Children with risk factors for heart disease, including high cholesterol and diabetes, are showing signs of narrowing and hardening of the arteries, conditions normally associated with adults, a study said.
An increasing number of children suffer from these and other risk factors for cardiovascular disease, including obesity, but testing for future heart conditions is not standard practice, according to a report presented at the annual American Heart Association meeting in Chicago.
Testing should include regular blood lipid and glucose level testing, said the report’s lead author, Sanaz Piran, a resident at McMaster University in Hamilton, Ontario, Canada. Earlier treatment could include more aggressive use of cholesterol-lowering drugs called statins, she said.
“Atherosclerosis begins in childhood,” Piran said. “We need to do this primary prevention early on to decrease cardiovascular events later in life.”

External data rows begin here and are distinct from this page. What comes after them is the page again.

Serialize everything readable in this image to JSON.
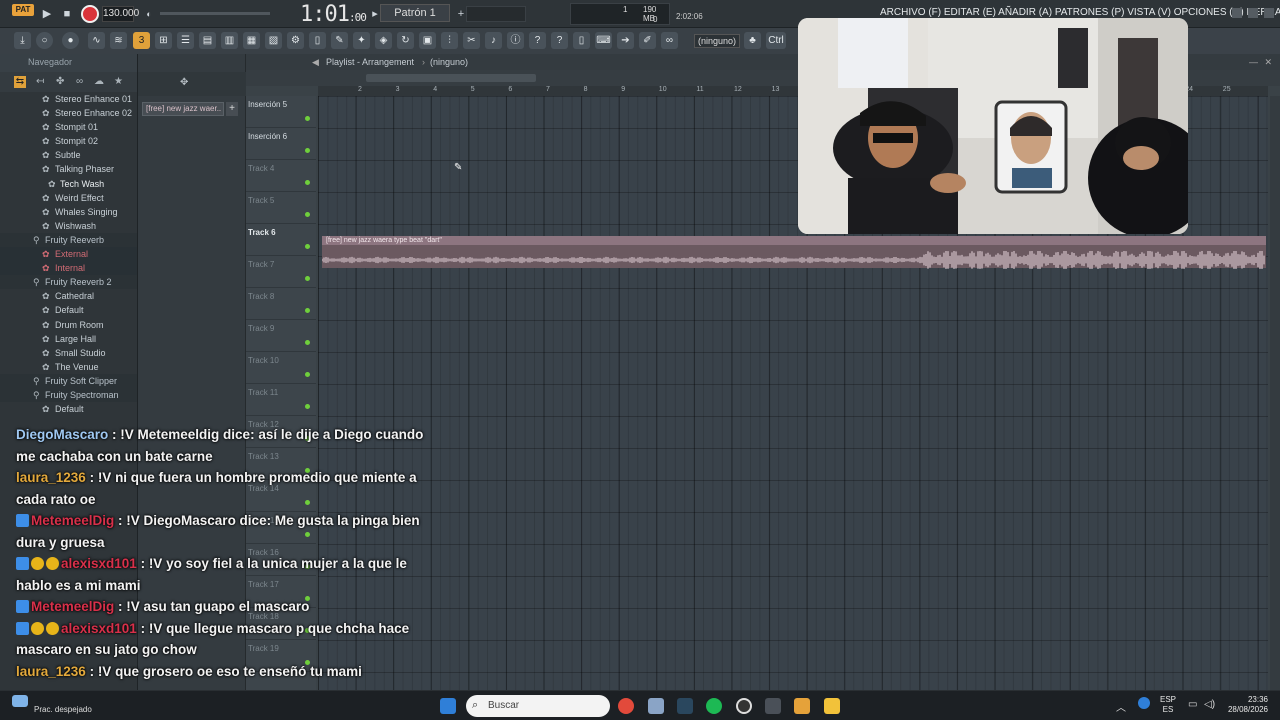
{
  "topbar": {
    "pat_label": "PAT",
    "tempo": "130.000",
    "time_main": "1:01",
    "time_sub": ":00",
    "pattern": "Patrón 1",
    "cpu_value": "1",
    "ram": "190 MB",
    "polyphony": "0",
    "elapsed": "2:02:06",
    "menu": "ARCHIVO (F)  EDITAR (E)  AÑADIR (A)  PATRONES (P)  VISTA (V)  OPCIONES (O)  HERRAMIENTAS (T)  AYUDA"
  },
  "toolbar": {
    "snap": "(ninguno)",
    "ctrl": "Ctrl"
  },
  "browser": {
    "title": "Navegador",
    "items": [
      {
        "label": "Stereo Enhance 01",
        "kind": "preset"
      },
      {
        "label": "Stereo Enhance 02",
        "kind": "preset"
      },
      {
        "label": "Stompit 01",
        "kind": "preset"
      },
      {
        "label": "Stompit 02",
        "kind": "preset"
      },
      {
        "label": "Subtle",
        "kind": "preset"
      },
      {
        "label": "Talking Phaser",
        "kind": "preset"
      },
      {
        "label": "Tech Wash",
        "kind": "selected"
      },
      {
        "label": "Weird Effect",
        "kind": "preset"
      },
      {
        "label": "Whales Singing",
        "kind": "preset"
      },
      {
        "label": "Wishwash",
        "kind": "preset"
      },
      {
        "label": "Fruity Reeverb",
        "kind": "folder"
      },
      {
        "label": "External",
        "kind": "red"
      },
      {
        "label": "Internal",
        "kind": "red"
      },
      {
        "label": "Fruity Reeverb 2",
        "kind": "folder"
      },
      {
        "label": "Cathedral",
        "kind": "preset"
      },
      {
        "label": "Default",
        "kind": "preset"
      },
      {
        "label": "Drum Room",
        "kind": "preset"
      },
      {
        "label": "Large Hall",
        "kind": "preset"
      },
      {
        "label": "Small Studio",
        "kind": "preset"
      },
      {
        "label": "The Venue",
        "kind": "preset"
      },
      {
        "label": "Fruity Soft Clipper",
        "kind": "folder"
      },
      {
        "label": "Fruity Spectroman",
        "kind": "folder"
      },
      {
        "label": "Default",
        "kind": "preset"
      }
    ]
  },
  "channels": {
    "clip_tag": "[free] new jazz  waer.."
  },
  "playlist": {
    "title": "Playlist - Arrangement",
    "pattern": "(ninguno)",
    "ruler": [
      "2",
      "3",
      "4",
      "5",
      "6",
      "7",
      "8",
      "9",
      "10",
      "11",
      "12",
      "13",
      "14",
      "15",
      "16",
      "17",
      "18",
      "19",
      "20",
      "21",
      "22",
      "23",
      "24",
      "25"
    ],
    "tracks": [
      {
        "label": "Inserción 5",
        "style": "ins"
      },
      {
        "label": "Inserción 6",
        "style": "ins"
      },
      {
        "label": "Track 4",
        "style": "dim"
      },
      {
        "label": "Track 5",
        "style": "dim"
      },
      {
        "label": "Track 6",
        "style": "bold"
      },
      {
        "label": "Track 7",
        "style": "dim"
      },
      {
        "label": "Track 8",
        "style": "dim"
      },
      {
        "label": "Track 9",
        "style": "dim"
      },
      {
        "label": "Track 10",
        "style": "dim"
      },
      {
        "label": "Track 11",
        "style": "dim"
      },
      {
        "label": "Track 12",
        "style": "dim"
      },
      {
        "label": "Track 13",
        "style": "dim"
      },
      {
        "label": "Track 14",
        "style": "dim"
      },
      {
        "label": "Track 15",
        "style": "dim"
      },
      {
        "label": "Track 16",
        "style": "dim"
      },
      {
        "label": "Track 17",
        "style": "dim"
      },
      {
        "label": "Track 18",
        "style": "dim"
      },
      {
        "label": "Track 19",
        "style": "dim"
      }
    ],
    "clip_name": "[free] new jazz  waera type beat  \"dart\""
  },
  "chat": [
    {
      "user": "DiegoMascaro",
      "color": "#9fc8f2",
      "badges": [],
      "text": "!V Metemeeldig dice: así le dije a Diego cuando me cachaba con un bate carne"
    },
    {
      "user": "laura_1236",
      "color": "#e3a93c",
      "badges": [],
      "text": "!V ni que fuera un hombre promedio que miente a cada rato oe"
    },
    {
      "user": "MetemeelDig",
      "color": "#d9304a",
      "badges": [
        "blue"
      ],
      "text": "!V DiegoMascaro dice: Me gusta la pinga bien dura y gruesa"
    },
    {
      "user": "alexisxd101",
      "color": "#d9304a",
      "badges": [
        "blue",
        "gold",
        "gold"
      ],
      "text": "!V yo soy fiel a la unica mujer a la que le hablo es a mi mami"
    },
    {
      "user": "MetemeelDig",
      "color": "#d9304a",
      "badges": [
        "blue"
      ],
      "text": "!V asu tan guapo el mascaro"
    },
    {
      "user": "alexisxd101",
      "color": "#d9304a",
      "badges": [
        "blue",
        "gold",
        "gold"
      ],
      "text": "!V que llegue mascaro p que chcha hace mascaro en su jato go chow"
    },
    {
      "user": "laura_1236",
      "color": "#e3a93c",
      "badges": [],
      "text": "!V que grosero oe eso te enseñó tu mami"
    }
  ],
  "taskbar": {
    "search_placeholder": "Buscar",
    "weather": "Prac. despejado",
    "lang_top": "ESP",
    "lang_bottom": "ES",
    "time": "23:36",
    "date": "28/08/2026"
  }
}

Researchers found that children at risk already show signs of heart disease, including arterial wall thickness and decreased flexibility of blood vessels.
Statins, the best-selling class of drugs in adults, include Pfizer Inc’s Lipitor, Merck & Co’s Mevacor and AstraZeneca Plc’s Crestor.
The study culled data from studies that included 3,630 children, comparing the healthy versus those with cardiovascular risk factors.
In 12 of 15 studies examined, children with risk factors were more likely to have increased thickness in the arterial walls, which could lead to heart attacks in adulthood, the report said.
The percentage of overweight young people in the United States has roughly tripled since 1980 to about 18 percent, according to the U.S. Centers for Disease Control and Prevention.